The classification platform that powers the client’s contextual advertising business had been built on a fleet of ECS-based distributed services running custom Spark and ETL frameworks. As adoption grew, the architecture hit hard structural limits. Scaling for peak ad traffic required manual intervention, ML inference response times slowed under load, and reporting pipelines for ad exchange data became increasingly difficult to scale and maintain as volumes climbed.
These constraints surfaced at exactly the moment the business was running a company-wide infrastructure optimizations effort, with compute-intensive workloads growing faster than infrastructure efficiency. Fragmented batch and streaming environments multiplied the operational complexity, AI experimentation was throttled by the lack of a unified platform, and every new model or use case added more bespoke services to maintain. Without a structural reset, the platform would have continued to incur cost faster than it absorbed traffic, and contextual signal latency, the core product, would have degraded as scale grew.
Zimetrics positioned the engagement towards a unified AI platform reset. The architectural principle was to consolidate streaming ETL, batch processing, ML inference, and ad-hoc data science onto a single Spark-native lakehouse, while leaving genuinely latency-sensitive serving paths (real-time bidding lookups, ad decisioning) on the purpose-built systems already engineered for millisecond response.
Databricks was selected as the central data processing and lakehouse layer because it offered four capabilities the legacy stack could not deliver together:
• Managed Spark compute that removed the burden of self-managed clusters
• Unified batch and Structured Streaming on a common runtime
• Integrated MLflow for model tracking and registry
• Unity Catalog for governance across the data estate.
Zimetrics approached it as an AI platform engineering problem, deliberately leaving DynamoDB, DAX, Redis, Kafka, and GPU inference clusters in place for workloads where they were already the right choice, and using Databricks for the data and ML workloads where it was.
The new end-to-end flow takes the shape: web pages → Kafka → Databricks Structured Streaming → ML classification → signal API and S3. Spark-based processing on Databricks replaces the fragmented ECS service mesh that previously orchestrated content extraction and classification, while Kafka and S3 integration preserves the existing event backbone the rest of the platform depends on.
• GPU-Enabled Inference: Model inference for NLP and computer vision workloads (including IAB classification, threat detection, sentiment, keyword extraction, and image threat classification) runs on GPU-enabled Databricks clusters, replacing CPU-bound ECS services for the workloads where GPU economics win.
• Structured Streaming for Real-Time Signals: Contextual signal generation moved to Databricks Structured Streaming, allowing signals to be produced continuously rather than through bespoke micro-batch services.
• Operational Streaming Coverage: Streaming coverage now extends across four operational modules running in production on Databricks: Ad Events, Inventory, Real Time Bidding (RTB) and
• RTB User Sync Statistics: Together these handle the high-volume ad serving, inventory, realtime bidding, and user sync workloads that underpin the contextual advertising business.
• Databricks Workflows for Orchestration: Workflow orchestration was centralized on Databricks Workflows, replacing scattered scheduling and dependency logic spread across the ECS environment.
The platform layer was extended for the data science organization: MLflow handles model tracking, experiment management, and the model registry; notebooks support multi-language exploration in Python, Scala, and SQL on the same governed data; and the lakehouse pattern unifies the data substrate that contextual, NLP, computer vision, brand safety, and page classification models all draw from.

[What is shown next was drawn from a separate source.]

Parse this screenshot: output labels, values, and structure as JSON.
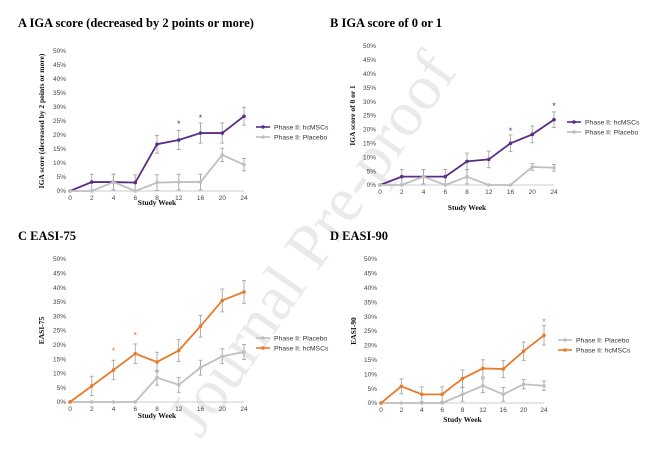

The net result is that new models can be built, evaluated, and promoted on shared infrastructure instead of bespoke per-team stacks.
Unity Catalog was introduced for data governance and metastore management across the organization, replacing fragmented metadata practices. Alongside the platform build, Zimetrics ran an explicit cost engineering workstream covering AWS Spot-based workloads for elastic compute, storage tiering, Savings Plans optimization, and GPU migration for inference. The hybrid posture was deliberate: DynamoDB with DAX continues to serve ultra-low-latency lookups in the 2-3 millisecond range, Redis and Kafka remain the operational substrate for serving and event handling, and Databricks is positioned for the processing, analytics, and ML workloads where Spark-native compute is the right tool.